5.2. Implication for Hydrocarbon Exploration and Development
While many oil fields in the central Sichuan Basin exhibit strong oil and gas, a deeper understanding of the reservoirs remains a key factor limiting exploration breakthroughs [
2]. Previous studies have predominantly focused on the Jurassic fluvial–deltaic sandstone reservoirs for reservoir characterization [
3]. Petrological analysis indicates that sandstone reservoirs have a high quartz content, which makes fracturing challenging (
Figure 3). It is generally agreed that these reservoirs are relatively tight, a conclusion consistent with the previous discussion. Consequently, exploration has historically been concentrated in areas with well-developed fractures. This study, however, supplements the characterization of siltstone and shale reservoirs. Although these are also relatively tight, earlier studies have shown that shale and siltstone reservoirs can also host fractures (
Figure 5), and source rock evaluations indicate that shale reservoirs have self-generation and self-storage potential, while siltstone reservoirs are conducive to short-distance migration and accumulation [
5,
34] (
Figure 8). Thus, siltstone and shale reservoirs modified by natural fractures present significant exploration potential and demonstrate lateral continuity. For siltstone and shale reservoirs where fractures are not well developed, crude oil can be effectively extracted through techniques such as horizontal well fracturing, as they do not possess the high quartz content characteristic of sandstone reservoirs (
Figure 3). Therefore, this study on the reservoir characterization of different lithologies in the Middle Jurassic of the central Sichuan Basin is of considerable significance for oil and gas exploration.
6. Conclusions
Comprehensive reservoir characterization studies reveal that the sandstone, siltstone, and shale reservoirs in the Middle Jurassic of the central Sichuan Basin are relatively tight, poorly connected, highly heterogeneous, and exhibit considerable variability. The pore type of sandstone is mainly intergranular pores, while that of siltstone and shale is mainly intercrystalline pores. The pore space in sandstone is the most developed, followed by siltstone, while shale has the least-developed pore space. The pore radii in sandstone primarily fall within the micrometer and nanometer ranges, while in siltstone and shale, the pore radii are mainly in the nanometer range. Due to the high quartz content in sandstone reservoirs, fracturing is challenging, making fracture-developed areas more promising for exploration. In contrast, siltstone and shale reservoirs are suitable candidates for horizontal fracturing, but they require the injection of proppant to prevent clay minerals from blocking the pores. Selecting high-quality reservoirs with favorable source–reservoir matching is essential for successful oil and gas exploration.
Author Contributions
Conceptualization, W.T.; methodology, J.L.; software, S.Z.; validation, L.D.; formal analysis, J.L.; investigation, S.Z.; resources, H.H.; data curation, K.Y.; writing—original draft preparation, C.Q.; writing—review and editing, W.T.; visualization, K.Y.; supervision, H.H.; project administration, L.D.; funding acquisition, C.Q. and W.T. All authors have read and agreed to the published version of the manuscript.
Funding
This research was supported by the Science and Technology Project of the Southwest Oil and Gas Field Company (20230301-24) to Chunyu Qin, National Natural Science Foundation of China (NSFC) Projects (No. 42202188, 42472170), and the Sichuan Science and Technology Program (No. 2023NSFSC1986), given to Wenbin Tang.
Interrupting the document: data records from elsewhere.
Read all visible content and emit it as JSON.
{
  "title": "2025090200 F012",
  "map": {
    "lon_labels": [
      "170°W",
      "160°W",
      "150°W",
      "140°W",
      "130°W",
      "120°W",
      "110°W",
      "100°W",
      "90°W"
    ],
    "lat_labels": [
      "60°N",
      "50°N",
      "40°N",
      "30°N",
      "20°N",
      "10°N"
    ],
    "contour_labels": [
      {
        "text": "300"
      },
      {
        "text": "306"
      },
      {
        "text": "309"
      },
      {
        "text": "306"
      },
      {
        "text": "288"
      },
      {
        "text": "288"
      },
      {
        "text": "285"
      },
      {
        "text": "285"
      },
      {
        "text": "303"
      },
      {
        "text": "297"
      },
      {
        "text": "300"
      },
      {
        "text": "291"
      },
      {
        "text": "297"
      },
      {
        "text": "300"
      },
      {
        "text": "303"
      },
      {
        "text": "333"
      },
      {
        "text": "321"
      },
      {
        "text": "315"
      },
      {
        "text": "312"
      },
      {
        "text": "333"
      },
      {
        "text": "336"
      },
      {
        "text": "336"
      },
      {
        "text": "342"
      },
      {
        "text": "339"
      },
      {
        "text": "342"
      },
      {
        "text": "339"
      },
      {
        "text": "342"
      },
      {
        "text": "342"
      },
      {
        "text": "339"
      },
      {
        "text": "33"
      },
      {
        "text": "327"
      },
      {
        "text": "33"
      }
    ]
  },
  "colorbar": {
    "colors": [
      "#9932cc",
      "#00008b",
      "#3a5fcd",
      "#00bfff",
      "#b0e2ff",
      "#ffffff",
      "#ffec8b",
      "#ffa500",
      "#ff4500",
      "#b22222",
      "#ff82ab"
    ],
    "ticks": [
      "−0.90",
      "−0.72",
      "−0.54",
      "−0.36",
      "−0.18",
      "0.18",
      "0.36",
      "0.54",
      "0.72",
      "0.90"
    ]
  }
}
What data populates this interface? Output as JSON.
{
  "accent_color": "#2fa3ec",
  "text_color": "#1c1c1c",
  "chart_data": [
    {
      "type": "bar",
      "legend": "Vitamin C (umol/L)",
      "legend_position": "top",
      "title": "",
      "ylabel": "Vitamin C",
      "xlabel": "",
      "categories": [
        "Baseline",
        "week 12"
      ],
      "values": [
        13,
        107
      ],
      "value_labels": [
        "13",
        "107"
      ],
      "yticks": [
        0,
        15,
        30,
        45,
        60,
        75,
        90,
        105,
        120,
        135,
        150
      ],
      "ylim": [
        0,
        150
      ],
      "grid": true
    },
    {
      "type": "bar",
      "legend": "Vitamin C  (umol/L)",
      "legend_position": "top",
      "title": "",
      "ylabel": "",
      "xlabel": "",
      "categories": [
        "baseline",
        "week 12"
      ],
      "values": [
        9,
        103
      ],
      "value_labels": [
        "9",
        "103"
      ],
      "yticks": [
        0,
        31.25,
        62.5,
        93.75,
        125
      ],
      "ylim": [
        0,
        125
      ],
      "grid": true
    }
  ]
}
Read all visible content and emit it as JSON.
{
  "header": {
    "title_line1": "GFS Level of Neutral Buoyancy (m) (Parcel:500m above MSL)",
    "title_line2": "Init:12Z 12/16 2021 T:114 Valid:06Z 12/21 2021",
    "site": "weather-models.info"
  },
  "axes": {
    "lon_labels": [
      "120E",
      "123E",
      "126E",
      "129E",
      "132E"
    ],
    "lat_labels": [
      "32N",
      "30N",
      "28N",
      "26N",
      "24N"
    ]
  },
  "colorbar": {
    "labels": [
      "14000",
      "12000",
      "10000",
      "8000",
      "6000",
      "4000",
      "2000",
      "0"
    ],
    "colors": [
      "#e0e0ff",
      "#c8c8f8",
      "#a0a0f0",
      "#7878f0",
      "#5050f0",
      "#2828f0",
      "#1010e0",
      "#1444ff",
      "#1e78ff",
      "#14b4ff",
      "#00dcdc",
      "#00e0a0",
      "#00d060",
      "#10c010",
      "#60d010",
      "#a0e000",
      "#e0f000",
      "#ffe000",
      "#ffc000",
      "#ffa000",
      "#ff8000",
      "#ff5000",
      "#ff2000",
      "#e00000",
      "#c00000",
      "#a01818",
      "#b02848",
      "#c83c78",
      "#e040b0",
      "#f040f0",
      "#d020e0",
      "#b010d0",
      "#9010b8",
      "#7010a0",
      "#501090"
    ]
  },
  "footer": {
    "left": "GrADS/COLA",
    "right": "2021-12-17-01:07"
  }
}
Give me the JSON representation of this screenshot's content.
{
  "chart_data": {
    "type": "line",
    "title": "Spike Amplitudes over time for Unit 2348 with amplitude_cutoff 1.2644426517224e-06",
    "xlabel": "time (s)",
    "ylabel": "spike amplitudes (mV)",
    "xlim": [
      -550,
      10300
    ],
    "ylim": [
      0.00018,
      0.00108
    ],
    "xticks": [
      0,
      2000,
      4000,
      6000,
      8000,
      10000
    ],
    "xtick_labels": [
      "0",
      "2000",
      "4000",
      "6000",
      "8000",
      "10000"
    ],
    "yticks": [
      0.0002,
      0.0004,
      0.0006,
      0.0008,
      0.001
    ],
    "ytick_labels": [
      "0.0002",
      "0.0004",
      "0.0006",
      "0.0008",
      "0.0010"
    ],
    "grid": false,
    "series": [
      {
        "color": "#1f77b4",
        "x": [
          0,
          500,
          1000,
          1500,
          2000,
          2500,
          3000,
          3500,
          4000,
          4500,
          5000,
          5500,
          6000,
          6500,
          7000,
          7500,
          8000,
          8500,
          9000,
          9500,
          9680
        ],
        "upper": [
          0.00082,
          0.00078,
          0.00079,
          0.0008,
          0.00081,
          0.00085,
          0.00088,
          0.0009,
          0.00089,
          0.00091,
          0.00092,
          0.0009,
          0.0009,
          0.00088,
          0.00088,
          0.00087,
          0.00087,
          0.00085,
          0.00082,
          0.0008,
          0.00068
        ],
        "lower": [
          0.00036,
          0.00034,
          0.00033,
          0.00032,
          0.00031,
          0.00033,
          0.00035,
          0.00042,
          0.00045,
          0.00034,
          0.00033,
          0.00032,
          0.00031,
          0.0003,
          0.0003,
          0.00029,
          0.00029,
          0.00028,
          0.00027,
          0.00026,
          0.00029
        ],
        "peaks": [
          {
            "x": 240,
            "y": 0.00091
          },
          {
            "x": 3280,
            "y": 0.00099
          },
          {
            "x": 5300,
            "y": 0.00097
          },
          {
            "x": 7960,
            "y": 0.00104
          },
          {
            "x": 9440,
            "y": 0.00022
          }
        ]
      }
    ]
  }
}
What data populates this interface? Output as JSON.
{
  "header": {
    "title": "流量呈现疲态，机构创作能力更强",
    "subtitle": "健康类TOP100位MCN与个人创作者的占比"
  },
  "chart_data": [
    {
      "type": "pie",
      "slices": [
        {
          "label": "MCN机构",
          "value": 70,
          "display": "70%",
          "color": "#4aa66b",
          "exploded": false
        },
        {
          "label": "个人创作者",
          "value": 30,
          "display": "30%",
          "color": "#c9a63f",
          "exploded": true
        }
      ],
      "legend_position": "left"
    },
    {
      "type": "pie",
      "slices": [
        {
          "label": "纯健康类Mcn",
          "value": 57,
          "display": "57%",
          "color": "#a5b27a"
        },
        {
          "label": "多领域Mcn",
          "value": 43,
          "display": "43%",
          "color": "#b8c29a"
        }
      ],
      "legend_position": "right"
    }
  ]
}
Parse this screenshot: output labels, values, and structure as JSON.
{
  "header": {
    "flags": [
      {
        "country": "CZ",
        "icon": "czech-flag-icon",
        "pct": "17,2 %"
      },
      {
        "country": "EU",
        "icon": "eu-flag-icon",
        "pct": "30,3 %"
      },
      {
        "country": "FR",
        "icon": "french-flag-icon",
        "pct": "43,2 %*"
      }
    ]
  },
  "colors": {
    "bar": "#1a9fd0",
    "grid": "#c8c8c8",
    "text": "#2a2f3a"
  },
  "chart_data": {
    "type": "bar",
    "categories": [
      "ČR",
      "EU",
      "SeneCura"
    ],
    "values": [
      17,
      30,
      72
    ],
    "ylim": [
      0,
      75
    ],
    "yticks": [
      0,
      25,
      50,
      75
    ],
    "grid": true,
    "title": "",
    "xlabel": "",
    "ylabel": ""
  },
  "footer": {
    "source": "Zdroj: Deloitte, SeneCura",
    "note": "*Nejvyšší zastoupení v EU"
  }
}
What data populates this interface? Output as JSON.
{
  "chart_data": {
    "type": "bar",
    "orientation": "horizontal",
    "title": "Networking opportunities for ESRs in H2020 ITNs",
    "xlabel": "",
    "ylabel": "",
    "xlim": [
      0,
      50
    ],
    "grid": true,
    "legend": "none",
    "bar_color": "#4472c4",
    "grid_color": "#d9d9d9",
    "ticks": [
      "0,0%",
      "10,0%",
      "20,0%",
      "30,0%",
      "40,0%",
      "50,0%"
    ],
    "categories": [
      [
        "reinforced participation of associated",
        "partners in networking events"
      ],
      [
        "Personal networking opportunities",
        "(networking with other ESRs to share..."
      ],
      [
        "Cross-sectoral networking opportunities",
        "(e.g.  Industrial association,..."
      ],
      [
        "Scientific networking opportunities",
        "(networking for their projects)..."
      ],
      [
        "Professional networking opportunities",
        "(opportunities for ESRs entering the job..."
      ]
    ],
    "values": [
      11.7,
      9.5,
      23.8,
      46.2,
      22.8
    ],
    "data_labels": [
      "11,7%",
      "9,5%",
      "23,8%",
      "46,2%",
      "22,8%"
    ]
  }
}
Data Availability Statement
The data presented in this study are available on request from the corresponding author. The data are not publicly available due to exploration data confidentiality.
Acknowledgments
We greatly appreciate two anonymous reviewers for their constructive comments and suggestions.
Conflicts of Interest
Chunyu Qin, Lurui Dang, Haitao Hong, and Kai Yu are employees of Exploration and Development Research Institute, PetroChina Southwest Oil and Gas Field Company. The paper reflects the views of the scientists and not the company.